Our tongue is essential to many of our daily functions, so it’s no surprise that it is the focus of much of our earliest explorations. Some babies even suck their thumb while in their mother’s womb! In our first months, it is normal to place our fingers, and for a brief time, other objects into our mouths to test out what our mouths are capable of. New research by the University of British Columbia’s School of Audiology and Speech Sciences recently tested the motor theory of speech perception with a teething toy.
What did the study say?
Basically, what this means is that when the tongue is not able to move, it is more difficult to distinguish between speech sounds. When the children were given a teething toy that restricted the tongue’s movement, the babies were unable to distinguish between two similar Hindi-language sounds. When they removed the toy, the babies were able to make the distinction (ASHA, 2015).
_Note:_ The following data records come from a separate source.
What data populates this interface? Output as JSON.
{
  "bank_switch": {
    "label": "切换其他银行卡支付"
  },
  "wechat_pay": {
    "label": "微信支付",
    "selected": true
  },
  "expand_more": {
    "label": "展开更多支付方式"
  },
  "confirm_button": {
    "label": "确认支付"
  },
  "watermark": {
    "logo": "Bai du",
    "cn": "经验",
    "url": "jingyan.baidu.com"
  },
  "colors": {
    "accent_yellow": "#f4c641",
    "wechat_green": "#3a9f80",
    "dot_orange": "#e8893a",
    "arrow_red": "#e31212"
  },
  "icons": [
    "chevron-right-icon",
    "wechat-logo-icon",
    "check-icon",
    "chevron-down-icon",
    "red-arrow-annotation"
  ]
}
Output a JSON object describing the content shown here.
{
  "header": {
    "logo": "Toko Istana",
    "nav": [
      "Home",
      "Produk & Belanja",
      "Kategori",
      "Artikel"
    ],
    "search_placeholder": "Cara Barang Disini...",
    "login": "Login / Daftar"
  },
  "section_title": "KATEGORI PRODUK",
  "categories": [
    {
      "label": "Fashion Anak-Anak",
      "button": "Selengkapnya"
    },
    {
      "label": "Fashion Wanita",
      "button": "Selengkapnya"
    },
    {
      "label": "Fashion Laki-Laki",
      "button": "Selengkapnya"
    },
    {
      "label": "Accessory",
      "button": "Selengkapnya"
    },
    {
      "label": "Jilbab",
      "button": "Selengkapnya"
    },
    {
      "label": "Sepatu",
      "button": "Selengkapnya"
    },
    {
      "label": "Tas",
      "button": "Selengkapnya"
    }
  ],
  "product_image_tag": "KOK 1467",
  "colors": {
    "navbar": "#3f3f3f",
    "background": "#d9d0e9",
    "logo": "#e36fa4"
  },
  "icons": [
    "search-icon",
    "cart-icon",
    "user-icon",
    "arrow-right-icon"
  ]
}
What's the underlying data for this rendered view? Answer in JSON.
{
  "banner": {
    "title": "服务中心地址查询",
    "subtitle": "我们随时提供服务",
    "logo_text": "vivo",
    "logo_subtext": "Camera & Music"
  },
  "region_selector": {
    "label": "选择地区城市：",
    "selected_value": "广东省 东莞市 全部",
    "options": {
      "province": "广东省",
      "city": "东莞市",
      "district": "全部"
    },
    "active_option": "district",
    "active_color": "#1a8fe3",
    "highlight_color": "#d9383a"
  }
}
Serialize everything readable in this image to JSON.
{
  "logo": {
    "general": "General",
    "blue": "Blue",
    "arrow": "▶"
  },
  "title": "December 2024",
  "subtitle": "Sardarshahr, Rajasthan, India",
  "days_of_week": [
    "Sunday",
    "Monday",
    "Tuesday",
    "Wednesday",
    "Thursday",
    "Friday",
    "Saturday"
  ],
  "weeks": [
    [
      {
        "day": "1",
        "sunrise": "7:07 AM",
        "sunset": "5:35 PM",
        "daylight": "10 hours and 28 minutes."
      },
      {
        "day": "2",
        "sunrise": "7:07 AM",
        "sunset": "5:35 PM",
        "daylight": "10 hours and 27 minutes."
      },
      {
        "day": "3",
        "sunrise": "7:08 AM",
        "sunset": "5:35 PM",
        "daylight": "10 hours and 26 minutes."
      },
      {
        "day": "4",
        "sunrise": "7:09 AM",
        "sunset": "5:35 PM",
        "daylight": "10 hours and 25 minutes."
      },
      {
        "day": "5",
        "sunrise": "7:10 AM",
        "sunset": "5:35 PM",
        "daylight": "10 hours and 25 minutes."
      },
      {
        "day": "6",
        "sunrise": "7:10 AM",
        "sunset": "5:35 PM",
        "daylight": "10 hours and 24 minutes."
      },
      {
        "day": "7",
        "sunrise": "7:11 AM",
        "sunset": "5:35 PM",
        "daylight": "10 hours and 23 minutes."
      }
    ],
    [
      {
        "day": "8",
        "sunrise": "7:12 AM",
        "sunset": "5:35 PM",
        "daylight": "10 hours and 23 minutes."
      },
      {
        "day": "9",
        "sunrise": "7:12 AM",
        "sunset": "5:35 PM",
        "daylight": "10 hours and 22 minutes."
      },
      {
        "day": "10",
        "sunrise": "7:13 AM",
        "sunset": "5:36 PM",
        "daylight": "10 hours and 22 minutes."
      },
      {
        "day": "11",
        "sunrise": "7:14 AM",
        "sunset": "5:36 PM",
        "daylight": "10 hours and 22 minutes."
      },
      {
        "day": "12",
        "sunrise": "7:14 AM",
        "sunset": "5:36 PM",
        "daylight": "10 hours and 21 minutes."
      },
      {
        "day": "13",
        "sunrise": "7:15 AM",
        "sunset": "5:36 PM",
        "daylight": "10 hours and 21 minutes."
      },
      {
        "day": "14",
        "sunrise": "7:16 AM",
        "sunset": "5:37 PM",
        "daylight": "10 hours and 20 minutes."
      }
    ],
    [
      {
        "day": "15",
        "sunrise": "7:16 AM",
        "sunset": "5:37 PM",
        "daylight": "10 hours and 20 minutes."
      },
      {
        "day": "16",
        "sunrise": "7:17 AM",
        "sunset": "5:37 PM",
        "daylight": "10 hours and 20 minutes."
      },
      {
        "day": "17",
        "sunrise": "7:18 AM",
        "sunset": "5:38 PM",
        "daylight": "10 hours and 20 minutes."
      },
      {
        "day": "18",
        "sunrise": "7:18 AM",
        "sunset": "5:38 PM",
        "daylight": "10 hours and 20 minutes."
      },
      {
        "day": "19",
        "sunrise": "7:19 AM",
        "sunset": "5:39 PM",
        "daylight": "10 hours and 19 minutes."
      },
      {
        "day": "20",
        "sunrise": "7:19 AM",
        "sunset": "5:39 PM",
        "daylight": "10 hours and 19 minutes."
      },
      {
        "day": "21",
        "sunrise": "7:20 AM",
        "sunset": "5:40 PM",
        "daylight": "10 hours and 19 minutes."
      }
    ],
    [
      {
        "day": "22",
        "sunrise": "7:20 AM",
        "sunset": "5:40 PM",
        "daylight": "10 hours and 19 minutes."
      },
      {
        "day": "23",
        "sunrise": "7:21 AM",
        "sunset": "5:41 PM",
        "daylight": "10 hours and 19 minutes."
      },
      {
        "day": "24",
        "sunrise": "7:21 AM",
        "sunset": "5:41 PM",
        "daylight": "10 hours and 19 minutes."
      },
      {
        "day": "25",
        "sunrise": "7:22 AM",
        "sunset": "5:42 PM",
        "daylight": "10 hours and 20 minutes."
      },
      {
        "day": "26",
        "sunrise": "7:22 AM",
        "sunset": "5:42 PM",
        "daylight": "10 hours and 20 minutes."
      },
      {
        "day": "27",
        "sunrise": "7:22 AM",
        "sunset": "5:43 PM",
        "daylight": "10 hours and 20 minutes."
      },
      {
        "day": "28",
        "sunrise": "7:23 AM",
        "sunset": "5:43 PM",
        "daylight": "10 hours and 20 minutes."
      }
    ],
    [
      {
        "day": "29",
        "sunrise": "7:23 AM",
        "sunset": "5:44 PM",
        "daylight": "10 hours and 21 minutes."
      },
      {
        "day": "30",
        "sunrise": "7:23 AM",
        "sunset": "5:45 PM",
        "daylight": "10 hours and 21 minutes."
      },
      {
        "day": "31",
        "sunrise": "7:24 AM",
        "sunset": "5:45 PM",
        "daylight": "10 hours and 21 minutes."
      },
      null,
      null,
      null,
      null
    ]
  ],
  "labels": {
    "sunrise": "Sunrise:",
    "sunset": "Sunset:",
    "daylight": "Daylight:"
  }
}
What does that mean for me?
The message here is not necessarily that you should never give your child a teething toy. On the other hand, we want to give our babies the most tongue movement possible, so some general guidelines are:
- limited pacifier usage after 4 months, unless medical feeding issues are present
- if you think your child has a tongue tie, seek a professional opinion and follow through with recommendations so that tongue tip has free movement
- eliminate thumb/finger sucking if present after 2 years
- get rid of bottles by 1 year; switch to an open cup, like the Oxo training cup
Speech Pathologist’s Tip: make sure the sippy cup is used as a transition–not a “forever” cup!